O magistrado ressalta ainda que a decisão “não ofende e não atinge a independência dos poderes”, pois o que se pretende é “compelir o Poder Executivo a cumprir aquilo que ele mesmo propôs e foi chancelado pelo Legislativo”, diz o texto.

 

O GDF informou que já há estudo para a construção de um novo bloco no Complexo Penitenciário da Papuda, para abrigar 600 detentos apenas em regime semiaberto.

 

AFASTADOS

 

 

Na última semana, cinco agentes do Centro de Detenção Provisória (CDP) do Complexo Penitenciário da Papuda foram afastados do contato direto com os presos, após denúncia de que os detidos naquela unidade tinham sido vítimas de violência. O presidente do Conselho Distrital de Promoção e Defesa dos Direitos Humanos, Michel Platini, informou a decisão após a segunda visita ao complexo. Mais um funcionário da penitenciária deverá ser afastado do trabalho com os presos.

 

As visitas ocorrem depois que parentes dos presos denunciaram a violência e os maus-tratos na unidade. Em uma das visitas foram encontradas manchas de sangue nas paredes de celas de uma das alas do centro de detenção, além de marcas e machucados em alguns internos.

 

No último dia 18 foi feita uma vistoria acompanhada pelo diretor do CDP e de agentes penitenciários. Os 40 agentes que estavam trabalhando no dia das agressões vão prestar esclarecimentos. “As queixas dos internos vão além da violência constante a que estão submetidos”, ressaltou Platini.
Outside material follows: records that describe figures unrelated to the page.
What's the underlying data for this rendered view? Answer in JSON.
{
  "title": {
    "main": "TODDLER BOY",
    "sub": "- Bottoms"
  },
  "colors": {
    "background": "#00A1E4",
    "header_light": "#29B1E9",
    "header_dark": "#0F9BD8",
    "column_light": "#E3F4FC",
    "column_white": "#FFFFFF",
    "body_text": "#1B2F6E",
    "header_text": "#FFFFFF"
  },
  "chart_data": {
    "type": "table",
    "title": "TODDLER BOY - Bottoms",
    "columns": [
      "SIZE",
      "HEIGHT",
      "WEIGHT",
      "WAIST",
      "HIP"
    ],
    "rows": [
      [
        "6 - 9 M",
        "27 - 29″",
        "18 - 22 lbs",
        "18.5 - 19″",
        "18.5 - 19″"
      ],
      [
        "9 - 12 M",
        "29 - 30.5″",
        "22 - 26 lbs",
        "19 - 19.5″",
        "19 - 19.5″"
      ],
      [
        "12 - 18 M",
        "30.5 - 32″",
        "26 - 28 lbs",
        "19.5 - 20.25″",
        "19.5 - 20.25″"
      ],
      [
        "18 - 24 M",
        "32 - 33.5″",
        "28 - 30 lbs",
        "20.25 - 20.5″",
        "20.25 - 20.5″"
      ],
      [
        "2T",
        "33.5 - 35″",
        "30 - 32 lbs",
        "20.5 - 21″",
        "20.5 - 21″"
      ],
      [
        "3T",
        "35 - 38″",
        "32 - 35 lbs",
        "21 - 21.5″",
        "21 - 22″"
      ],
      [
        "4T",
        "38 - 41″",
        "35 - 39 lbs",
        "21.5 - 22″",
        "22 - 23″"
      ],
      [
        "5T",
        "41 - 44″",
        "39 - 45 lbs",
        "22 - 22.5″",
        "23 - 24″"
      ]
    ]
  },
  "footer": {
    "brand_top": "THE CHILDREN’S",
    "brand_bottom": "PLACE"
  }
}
De acordo com os detentos, há também problemas de superlotação e falta de colchões e cobertores. Outra queixa é da má qualidade da alimentação servida à comunidade carcerária.

 

 
No dia 20, Platini, esteve novamente no local, acompanhado de representantes do Conselho Nacional de Justiça (CNJ), da Ordem dos Advogados do Brasil (OAB), da Defensoria Pública, da Câmara Legislativa e da Vigilância Sanitária.  Novas inspeções devem ocorrer esta semana para confecção de relatório.